Being a foreigner in a foreign land has the potential to be isolating and disorienting, as you run the risk of stripping yourself of the emotional and/or physical resources needed to maintain your identity.
Or, it can give you that ego boost you need, making you feel just that much more interesting, more special, and more confident to take social risks that you may not have taken at home.
Recently, I found myself at a birthday party where I knew only a few of the attendees, not even the birthday girl. As I began chatting with another guest (who, for what it’s worth, only knew one attendee: more logically, the cumpleañera), not surprisingly, the topic of being in an unfamiliar place and meeting new people cropped up.

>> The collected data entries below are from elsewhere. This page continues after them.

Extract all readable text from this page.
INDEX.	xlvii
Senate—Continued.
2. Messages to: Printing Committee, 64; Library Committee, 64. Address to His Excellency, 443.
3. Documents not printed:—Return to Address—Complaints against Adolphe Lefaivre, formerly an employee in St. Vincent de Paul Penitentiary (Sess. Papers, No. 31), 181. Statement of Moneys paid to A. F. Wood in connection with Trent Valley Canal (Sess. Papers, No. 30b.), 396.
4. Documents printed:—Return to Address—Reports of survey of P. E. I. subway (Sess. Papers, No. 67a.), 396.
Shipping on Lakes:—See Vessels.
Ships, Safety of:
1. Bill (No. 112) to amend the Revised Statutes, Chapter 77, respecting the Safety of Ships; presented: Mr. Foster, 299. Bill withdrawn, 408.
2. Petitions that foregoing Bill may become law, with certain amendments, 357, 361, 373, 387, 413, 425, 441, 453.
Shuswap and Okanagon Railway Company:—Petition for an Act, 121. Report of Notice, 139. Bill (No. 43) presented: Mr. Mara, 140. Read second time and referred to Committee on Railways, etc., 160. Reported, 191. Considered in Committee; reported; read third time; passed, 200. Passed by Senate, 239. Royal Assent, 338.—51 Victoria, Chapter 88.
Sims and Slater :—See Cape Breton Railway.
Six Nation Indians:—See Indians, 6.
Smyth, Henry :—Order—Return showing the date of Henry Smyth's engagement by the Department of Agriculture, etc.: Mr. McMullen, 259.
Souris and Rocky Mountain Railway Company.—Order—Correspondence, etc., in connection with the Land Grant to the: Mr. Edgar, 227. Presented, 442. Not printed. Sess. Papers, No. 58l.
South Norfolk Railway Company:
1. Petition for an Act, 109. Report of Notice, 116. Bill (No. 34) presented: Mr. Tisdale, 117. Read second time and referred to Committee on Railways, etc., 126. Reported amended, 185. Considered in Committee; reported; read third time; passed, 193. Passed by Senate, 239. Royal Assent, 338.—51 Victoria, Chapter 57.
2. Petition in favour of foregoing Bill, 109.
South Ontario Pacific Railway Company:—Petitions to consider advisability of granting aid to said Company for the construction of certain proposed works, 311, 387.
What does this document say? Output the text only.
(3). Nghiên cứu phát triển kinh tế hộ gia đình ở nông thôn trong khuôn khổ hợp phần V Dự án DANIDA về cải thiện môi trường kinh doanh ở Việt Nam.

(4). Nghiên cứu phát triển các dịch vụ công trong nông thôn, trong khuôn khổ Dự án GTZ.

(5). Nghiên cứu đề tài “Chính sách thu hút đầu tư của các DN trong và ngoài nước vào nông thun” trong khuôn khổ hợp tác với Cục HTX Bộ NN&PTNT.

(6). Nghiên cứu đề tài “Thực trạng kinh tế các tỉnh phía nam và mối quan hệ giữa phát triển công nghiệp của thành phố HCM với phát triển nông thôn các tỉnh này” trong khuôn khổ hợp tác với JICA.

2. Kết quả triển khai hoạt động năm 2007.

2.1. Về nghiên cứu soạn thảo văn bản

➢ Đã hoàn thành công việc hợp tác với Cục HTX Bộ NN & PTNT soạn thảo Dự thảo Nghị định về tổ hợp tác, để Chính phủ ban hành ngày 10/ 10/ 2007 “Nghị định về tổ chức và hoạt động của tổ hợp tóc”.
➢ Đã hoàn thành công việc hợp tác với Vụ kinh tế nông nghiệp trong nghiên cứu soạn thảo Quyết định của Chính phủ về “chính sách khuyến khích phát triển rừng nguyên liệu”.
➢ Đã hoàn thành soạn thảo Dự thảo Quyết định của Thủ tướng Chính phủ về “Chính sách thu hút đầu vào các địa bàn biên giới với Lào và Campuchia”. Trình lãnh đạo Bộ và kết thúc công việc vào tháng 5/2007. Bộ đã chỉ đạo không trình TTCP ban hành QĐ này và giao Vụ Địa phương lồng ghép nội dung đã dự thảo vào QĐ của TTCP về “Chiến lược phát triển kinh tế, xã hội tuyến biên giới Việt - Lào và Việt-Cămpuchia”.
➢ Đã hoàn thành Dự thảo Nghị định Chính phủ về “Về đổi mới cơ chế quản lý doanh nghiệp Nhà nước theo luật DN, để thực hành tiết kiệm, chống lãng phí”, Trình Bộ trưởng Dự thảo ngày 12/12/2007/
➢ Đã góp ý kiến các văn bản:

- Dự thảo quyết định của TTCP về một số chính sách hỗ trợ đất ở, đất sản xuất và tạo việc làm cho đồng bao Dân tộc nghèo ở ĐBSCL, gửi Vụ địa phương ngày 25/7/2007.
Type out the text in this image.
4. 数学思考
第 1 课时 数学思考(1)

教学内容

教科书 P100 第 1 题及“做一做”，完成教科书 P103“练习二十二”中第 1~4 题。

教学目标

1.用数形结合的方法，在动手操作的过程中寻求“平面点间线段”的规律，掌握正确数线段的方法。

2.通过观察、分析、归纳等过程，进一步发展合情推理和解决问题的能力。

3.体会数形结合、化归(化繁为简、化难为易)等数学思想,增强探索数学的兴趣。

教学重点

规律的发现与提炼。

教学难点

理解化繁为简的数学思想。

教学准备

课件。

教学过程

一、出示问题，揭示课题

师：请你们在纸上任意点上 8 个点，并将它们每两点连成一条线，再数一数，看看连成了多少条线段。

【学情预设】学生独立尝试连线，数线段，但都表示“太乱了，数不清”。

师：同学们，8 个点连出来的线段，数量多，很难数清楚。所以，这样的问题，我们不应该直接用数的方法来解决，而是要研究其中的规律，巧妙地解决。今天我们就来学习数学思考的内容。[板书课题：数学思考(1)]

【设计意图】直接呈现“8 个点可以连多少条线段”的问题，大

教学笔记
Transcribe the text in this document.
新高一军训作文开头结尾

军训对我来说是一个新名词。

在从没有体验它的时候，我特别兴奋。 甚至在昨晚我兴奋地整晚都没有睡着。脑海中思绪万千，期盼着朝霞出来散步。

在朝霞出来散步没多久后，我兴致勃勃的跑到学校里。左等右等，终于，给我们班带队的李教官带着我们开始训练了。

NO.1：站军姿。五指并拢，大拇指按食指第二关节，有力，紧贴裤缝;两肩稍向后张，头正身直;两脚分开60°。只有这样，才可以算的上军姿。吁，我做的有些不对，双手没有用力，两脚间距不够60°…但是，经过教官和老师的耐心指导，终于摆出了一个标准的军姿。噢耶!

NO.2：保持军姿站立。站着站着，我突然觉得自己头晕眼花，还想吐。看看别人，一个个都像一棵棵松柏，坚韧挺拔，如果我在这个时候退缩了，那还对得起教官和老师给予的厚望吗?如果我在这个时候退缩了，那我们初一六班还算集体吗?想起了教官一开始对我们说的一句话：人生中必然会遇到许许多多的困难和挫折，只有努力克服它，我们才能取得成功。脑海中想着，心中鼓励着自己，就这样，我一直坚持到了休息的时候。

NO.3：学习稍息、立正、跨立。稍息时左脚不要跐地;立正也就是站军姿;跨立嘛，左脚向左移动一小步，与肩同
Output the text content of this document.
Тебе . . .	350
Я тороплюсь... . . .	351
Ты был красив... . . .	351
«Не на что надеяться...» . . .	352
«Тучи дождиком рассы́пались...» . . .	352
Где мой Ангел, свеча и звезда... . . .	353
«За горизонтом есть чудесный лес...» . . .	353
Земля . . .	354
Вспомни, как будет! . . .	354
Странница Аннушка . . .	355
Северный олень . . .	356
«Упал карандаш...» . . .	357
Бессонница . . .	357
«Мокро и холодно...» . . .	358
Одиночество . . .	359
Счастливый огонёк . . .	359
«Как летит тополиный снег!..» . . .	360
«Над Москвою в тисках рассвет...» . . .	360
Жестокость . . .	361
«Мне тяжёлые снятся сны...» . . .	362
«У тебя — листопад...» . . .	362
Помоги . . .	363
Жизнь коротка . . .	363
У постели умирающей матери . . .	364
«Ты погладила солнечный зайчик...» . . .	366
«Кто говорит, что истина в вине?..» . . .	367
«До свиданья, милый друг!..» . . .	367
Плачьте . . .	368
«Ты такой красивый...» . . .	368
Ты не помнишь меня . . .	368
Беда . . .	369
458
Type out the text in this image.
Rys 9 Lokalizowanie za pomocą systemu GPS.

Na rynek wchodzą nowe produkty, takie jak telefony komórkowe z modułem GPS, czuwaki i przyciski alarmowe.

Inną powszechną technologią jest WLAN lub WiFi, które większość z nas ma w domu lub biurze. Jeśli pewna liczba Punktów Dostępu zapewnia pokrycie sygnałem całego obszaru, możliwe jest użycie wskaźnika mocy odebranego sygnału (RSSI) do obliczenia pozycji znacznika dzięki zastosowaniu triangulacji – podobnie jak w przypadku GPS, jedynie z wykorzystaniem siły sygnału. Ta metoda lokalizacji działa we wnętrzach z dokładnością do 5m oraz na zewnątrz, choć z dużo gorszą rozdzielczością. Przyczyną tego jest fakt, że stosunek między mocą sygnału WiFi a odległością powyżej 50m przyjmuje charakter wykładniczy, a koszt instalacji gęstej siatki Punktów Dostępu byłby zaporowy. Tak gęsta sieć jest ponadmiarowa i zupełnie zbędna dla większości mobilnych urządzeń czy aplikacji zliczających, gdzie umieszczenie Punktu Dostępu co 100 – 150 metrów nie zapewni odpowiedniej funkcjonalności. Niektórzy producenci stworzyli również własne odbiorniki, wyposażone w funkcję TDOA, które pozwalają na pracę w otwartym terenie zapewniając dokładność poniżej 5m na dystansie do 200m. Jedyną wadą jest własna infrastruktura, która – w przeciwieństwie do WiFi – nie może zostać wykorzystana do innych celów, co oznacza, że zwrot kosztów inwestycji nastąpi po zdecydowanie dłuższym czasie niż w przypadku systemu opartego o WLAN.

My conversation partner, an admittedly-shy Spaniard who has lived all over the peninsula, mentioned that it must be even more difficult for me, since I have to be outgoing, a task that can already be challenging, and on top of it all, I must do it in a foreign language! The look on her face said it all: oh, the horror!
Surprisingly, I told her, it’s actually the contrary — it actually works to my advantage: I have an automatic conversation starter. Yes, I’m from the States. Yeah, it’s pretty cool! You’ve visited? What part are you from? Boston. How long have you been here? A year and a half. What are you doing here? Working as an English teacher. How did you learn your Spanish? And on, and on, and on…
During this conversation, I was immediately reminded of an article I read a few months ago in the New York Times by an American expat living in Paris, Pamela Druckerman. The piece was chock full of reflections that I could relate to, but this recent experience reminded me of these lines in particular:
“The thought of becoming an ordinary American again scares me. We expatriates don’t like to admit it, but being foreign makes us feel special. Just cooking pancakes on Sunday morning is an intercultural event. I imagine being back in the United States and falling in with a drone army of people who think and talk just like me — the same politics, the same references to summer camp and ’70s television…”
And then, as if to seal the deal, a few days later I gained fame within a group of friends after bringing chocolate hazelnut brownies (a riff on my mom’s friend Jane’s famous congo bars) to a gathering. The brownies were pretty darn delicious if I do say so myself, but the fact that my making of such a simple recipe was just that, “an intercultural event,” was telling. Perhaps, had the attendees been American, I wouldn’t have made so many friends that night.
Regardless, soon(ish), I will return stateside, and like Druckerman says: “…the fact is, those drones are my people.” And nothing can replace my people.